“The greatest trick the Devil ever pulled was convincing the world he didn’t exist,” says Kevin Spacey’s Keyser Söze in 1996’s The Usual Suspects. It was, writes Tracy Robey at racked.com, a vision of evil – hidden in plain sight and wearing utterly forgettable clothes – “that captured pop culture’s imagination”.
Trumping other 1990s takes on Satan, such as Liz Hurley’s vampish temptress in Bedazzled and the slickly attired corporate Al Pacino in The Devil’s Advocate, this insight about the banality of evil was a far cry from increasingly laughable takes on the Devil that had so often held centre stage in the West.
As Ropey writes in ‘How Tights Took the Devil From Terrifying Demon to Mustachioed Prankster’, tellings and retellings of the Faust story had seen popular depictions of the Devil shift from being “the ugly and terrifying Enemy of Man and God in the Renaissance to a Renaissance tights-wearing chopped ham spokesperson in the 20th Century”.
The Devil of the medieval and Renaissance imagination, Ropey writes, was a monstrous figure, though in early versions of the Faust story he, or at least his earthy representative Mephistopheles, was typically described, at least by Protestant authors during the era of the Wars of Religion, as taking the form of a monk.
As the story of Faust mutated from a Renaissance fable, via Goethe’s play, to Charles Gounod’s 1859 romantic opera, the appearance of Mephistopheles transformed while remaining true to the story’s Renaissance setting.
“Once brought to the stage, the charming yet infernal nature of Mephistopheles could not be left to the imagination of the audience, and so the signature look of the 19th-Century Devil was born,” Ropey explains.
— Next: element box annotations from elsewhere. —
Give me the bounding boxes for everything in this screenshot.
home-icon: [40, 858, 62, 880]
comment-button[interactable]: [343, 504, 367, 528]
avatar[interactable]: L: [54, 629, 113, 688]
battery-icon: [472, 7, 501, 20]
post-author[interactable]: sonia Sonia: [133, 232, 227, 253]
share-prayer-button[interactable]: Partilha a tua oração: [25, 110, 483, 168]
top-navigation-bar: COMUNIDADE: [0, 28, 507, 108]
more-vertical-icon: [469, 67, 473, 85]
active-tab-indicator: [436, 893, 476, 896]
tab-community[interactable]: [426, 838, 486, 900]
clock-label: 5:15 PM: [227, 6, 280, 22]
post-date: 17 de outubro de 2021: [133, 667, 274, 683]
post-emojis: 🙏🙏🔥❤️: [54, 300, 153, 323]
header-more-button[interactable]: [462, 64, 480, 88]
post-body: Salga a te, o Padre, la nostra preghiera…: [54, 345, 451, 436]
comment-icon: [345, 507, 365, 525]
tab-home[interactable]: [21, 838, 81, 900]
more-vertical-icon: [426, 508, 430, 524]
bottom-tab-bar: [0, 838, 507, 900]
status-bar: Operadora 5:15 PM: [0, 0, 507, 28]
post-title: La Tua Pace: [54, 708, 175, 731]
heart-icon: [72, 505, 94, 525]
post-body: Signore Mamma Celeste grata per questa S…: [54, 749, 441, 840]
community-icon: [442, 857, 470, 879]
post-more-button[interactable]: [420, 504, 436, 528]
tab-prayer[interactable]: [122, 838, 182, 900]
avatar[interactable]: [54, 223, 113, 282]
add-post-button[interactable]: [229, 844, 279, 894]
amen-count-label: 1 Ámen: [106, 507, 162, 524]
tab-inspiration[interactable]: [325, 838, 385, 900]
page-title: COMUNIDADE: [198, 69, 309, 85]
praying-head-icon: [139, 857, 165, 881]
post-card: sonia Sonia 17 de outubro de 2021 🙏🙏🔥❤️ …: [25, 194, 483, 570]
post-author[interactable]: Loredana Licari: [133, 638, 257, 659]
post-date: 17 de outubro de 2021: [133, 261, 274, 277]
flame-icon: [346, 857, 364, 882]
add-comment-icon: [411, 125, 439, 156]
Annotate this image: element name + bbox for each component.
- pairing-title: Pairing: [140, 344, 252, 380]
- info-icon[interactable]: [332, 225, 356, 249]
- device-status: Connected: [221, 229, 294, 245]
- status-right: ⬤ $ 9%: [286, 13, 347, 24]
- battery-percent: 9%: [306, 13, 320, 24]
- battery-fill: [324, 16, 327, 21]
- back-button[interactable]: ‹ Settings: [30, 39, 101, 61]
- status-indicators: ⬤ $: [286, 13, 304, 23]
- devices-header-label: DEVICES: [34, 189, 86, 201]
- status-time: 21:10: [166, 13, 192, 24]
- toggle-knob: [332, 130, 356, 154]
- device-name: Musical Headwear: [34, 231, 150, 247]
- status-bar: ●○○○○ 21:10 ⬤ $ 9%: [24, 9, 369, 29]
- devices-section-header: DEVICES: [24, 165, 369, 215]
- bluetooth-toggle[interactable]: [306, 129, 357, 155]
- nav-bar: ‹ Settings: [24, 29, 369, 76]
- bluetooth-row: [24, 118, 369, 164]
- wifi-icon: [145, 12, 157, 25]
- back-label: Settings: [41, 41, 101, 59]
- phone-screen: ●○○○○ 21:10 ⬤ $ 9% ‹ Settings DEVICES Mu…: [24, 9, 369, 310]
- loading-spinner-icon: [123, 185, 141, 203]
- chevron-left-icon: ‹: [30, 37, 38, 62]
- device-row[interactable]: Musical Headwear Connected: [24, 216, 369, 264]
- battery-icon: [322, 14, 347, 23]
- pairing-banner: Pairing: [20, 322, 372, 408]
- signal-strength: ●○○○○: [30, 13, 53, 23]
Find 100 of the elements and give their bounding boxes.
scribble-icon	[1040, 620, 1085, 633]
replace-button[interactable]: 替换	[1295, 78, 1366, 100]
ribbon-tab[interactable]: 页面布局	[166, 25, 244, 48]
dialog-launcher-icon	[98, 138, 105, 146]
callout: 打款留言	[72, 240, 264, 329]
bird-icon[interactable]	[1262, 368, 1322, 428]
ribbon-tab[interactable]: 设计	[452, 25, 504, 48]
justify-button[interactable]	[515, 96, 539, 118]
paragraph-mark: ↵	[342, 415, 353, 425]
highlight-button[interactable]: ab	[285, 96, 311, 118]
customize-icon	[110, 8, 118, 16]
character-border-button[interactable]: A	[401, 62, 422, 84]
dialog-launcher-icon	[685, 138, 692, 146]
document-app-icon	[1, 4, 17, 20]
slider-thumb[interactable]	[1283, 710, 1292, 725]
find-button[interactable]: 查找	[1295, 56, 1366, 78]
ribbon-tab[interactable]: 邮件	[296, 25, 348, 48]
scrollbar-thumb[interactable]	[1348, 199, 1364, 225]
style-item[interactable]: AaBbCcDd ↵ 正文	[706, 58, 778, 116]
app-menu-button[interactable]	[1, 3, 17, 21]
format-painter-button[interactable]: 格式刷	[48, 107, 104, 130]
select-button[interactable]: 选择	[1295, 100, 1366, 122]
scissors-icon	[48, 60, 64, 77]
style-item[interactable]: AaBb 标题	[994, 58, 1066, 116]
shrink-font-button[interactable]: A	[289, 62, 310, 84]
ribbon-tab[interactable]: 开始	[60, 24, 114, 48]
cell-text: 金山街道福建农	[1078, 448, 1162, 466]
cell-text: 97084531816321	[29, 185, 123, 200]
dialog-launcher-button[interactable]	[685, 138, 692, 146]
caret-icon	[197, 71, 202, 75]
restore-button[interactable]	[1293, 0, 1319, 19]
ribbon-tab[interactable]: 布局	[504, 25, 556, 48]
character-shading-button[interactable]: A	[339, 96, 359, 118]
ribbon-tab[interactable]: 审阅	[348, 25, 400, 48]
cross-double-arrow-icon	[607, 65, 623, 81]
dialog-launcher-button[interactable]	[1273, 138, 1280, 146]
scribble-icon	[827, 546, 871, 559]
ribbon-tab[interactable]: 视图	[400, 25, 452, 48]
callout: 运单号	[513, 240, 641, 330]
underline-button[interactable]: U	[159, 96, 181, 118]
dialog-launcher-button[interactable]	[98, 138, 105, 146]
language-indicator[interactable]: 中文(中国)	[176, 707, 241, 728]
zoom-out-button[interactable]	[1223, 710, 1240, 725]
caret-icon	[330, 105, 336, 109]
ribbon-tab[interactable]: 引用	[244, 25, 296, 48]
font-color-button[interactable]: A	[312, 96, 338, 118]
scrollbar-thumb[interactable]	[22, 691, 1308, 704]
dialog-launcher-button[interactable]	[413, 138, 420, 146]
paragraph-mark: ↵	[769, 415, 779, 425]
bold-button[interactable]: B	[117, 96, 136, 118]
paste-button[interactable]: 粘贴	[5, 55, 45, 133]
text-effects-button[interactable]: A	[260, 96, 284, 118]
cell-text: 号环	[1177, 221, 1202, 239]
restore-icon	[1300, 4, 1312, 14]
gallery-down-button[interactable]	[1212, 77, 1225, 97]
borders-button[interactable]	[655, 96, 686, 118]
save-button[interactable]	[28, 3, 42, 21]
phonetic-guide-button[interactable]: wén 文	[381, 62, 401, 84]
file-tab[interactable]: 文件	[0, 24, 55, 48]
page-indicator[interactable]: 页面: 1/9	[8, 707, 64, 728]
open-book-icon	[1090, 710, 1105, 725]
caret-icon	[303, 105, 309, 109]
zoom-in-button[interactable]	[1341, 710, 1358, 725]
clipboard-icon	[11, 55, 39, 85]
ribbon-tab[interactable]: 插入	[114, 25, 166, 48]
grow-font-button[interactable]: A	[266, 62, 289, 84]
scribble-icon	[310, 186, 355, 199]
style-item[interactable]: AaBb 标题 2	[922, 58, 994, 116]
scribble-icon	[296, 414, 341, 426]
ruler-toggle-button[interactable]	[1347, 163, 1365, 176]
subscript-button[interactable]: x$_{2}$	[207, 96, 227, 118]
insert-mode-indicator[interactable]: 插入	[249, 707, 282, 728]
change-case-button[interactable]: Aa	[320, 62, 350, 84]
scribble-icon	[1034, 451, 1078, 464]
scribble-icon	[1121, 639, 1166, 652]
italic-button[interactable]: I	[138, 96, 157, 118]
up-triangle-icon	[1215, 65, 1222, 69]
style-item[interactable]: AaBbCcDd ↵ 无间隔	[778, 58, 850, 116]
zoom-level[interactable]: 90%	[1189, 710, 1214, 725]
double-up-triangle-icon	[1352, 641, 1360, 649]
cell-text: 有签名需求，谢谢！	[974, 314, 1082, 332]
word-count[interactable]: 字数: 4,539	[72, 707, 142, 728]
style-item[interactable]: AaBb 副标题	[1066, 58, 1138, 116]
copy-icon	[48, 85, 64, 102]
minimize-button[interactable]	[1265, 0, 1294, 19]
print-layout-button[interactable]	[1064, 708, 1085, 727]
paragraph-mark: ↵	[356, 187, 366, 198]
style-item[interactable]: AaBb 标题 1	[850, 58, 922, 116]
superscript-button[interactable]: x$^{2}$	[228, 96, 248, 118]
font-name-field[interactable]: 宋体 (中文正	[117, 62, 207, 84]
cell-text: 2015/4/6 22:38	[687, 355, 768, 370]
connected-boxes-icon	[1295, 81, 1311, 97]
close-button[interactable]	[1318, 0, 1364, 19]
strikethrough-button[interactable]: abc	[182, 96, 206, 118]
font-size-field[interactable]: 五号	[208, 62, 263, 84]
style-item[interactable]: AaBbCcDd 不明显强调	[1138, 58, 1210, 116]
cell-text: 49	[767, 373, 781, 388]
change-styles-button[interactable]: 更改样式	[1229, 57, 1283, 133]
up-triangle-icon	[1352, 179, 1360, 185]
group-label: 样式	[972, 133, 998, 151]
“Whether in publicity photos of opera singers or in the advertisements for deviled ham, coffee, and Tabasco sauce, the Devil was a goateed and moustachioed man dressed in an all-red Renaissance costume,” she writes, noting how this absurd way of imagining the Devil fed into popular scepticism.
“In the wake of the Renaissance, scientific revolution, and enlightenment, people started to think that the idea of the Devil was at best superstitious and at worst ridiculous. To modern people, the idea of a man that personified evil roaming around the Earth in Renaissance tights was increasingly out of step with how they understood evil,” she writes, noting how risqué devil costumes were sported by the likes of Anita Ekberg from the 1950s on. “Reduced to humour on one side and titillation on the other, old Mephistopheles became ridiculous and deeply unscary.”
Not that our sense that real evil comes from ourselves is any excuse for us to play down the reality of the Devil, as Pope Francis constantly reminds us.
Fittingly enough for a Jesuit disciple of the great Romano Guardini, the Pope constantly warns his flock of the threat posed by the Devil, as even a cursory google search shows: ‘You can’t dialogue with Devil’, ‘Pope Francis says the Devil is behind anti-Christian persecution’, ‘013 warnings from Pope Francis on man’s oldest foe, the Devil’, ‘Pray to archangels for protection from Devil’, ‘Being Catholic means daily battle against the Devil’ and so on.
Even three years ago, in a washingtonpost.com piece, Anthony Faiola could write: “Largely under the radar…Francis has not only dwelled far more on Satan in sermons and speeches than his recent predecessors have, but also sought to rekindle the Devil’s image as a supernatural entity with the forces of evil at his beck and call.
It will be interesting to see what Bellarmine University’s Greg Hillis – @gregkhillis on Twitter – makes of this in his ‘Satan’ entry in next spring’s A Pope Francis Lexicon.
In the meantime it’s worth giving time to this oft-overlooked aspect of what Pope Francis tries to teach us, perhaps in combination with Daniel Burke’s edition.cnn.com piece ‘The Pope’s dark night of the soul’, a fascinating essay that even two years after publication continues to shed impressive light on this remarkable, and sometimes puzzling, papacy.